Father told DCFS that he believed that the uncle had brought the marijuana into the house, but that he did not believe that the uncle had smoked marijuana, because he did not smell it. Instead, Father believed that the uncle had dropped some of the drug, and that A. was exposed at a later time. What is equivocal about that? Is the majority relying on a statement by a hospital social worker, who, according to DCFS, said that the parents' timetable appeared to be a little off? Even aside from the imprecision of the statement, there is no indication that the social worker was qualified to opine on the effect of an unknown quantity of marijuana on a young child, and the statement proves nothing.
The majority writes that Father was aware of Mother's drug use and that his denial of her drug use indicated that he would be unable to protect the children. I do not understand. Does the majority believe that the evidence established that Father knew of Mother's drug use? or that it established that he did not know, when he should have, and was thus "in denial?"
The evidence before the court consisted of DCFS reports that Father initially stated that (as DCFS itself must have believed when it closed the family maintenance case) Mother was not using drugs, and his statement, once her drug test showed that he was wrong, that he did not want her to use drugs and believed that it was dangerous for her to do so. I cannot find in these facts any indication of a failure to protect, past or predicted. On the very day that A. was detained, the other children were appropriately dressed, well-nourished, and healthy, and free of marks or bruises. DCFS, which had been intimately involved in the family, had allowed the children to remain in the home. If the experts at DCFS did not believe that Mother posed a threat to her children, how was Father to know?
Nor was there any evidence that Father would fail to protect the children from Mother in the future. He had separated from her and sought a restraining order against her. He told the court that he did not want to be with her. The court ordered monitored visits for her, and given that Father had cooperated with DCFS in the past, and apparently had never violated a court order or indeed a DCFS suggestion, there is no evidence that he would behave differently in the future.

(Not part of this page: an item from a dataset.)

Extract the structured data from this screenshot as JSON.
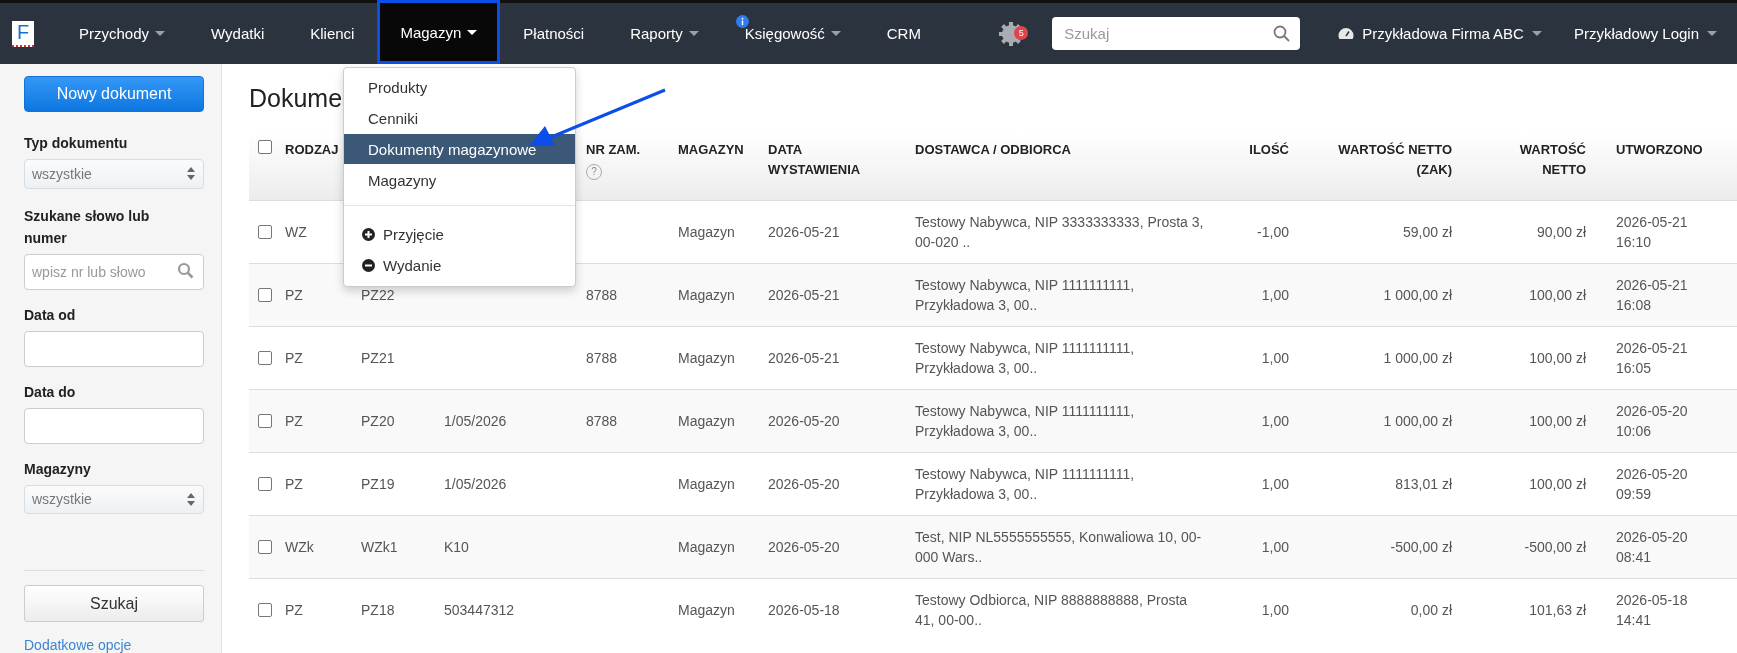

Finally, the majority cites the on-going sexual abuse allegations. One of those referrals had already been investigated, with a finding that the allegations were "inconclusive." The other referral was based on the foster mother's observation that two toddlers, aged two and three, were undressed and touching each other. The foster mother did not describe the acts she saw, and neither she nor DCFS indicated how those acts, in the context of very young children, were indicative of sexual abuse, rather than normal play. The foster mother's vague description of her observation does not constitute clear and convincing evidence that the children would have been at risk in Father's home.
The dependency law does not allow the courts to separate children and parents unless there is evidence, to the standard specified in the statute. Where there is no such evidence, we must reverse. (In re Frank R. (2011) 192 Cal.App.4th 532; In re Daisy H. (2011) 192 Cal.App.4th 713; In re V.M. (2010) 191 Cal.App.4th 245.) That is what I would do here.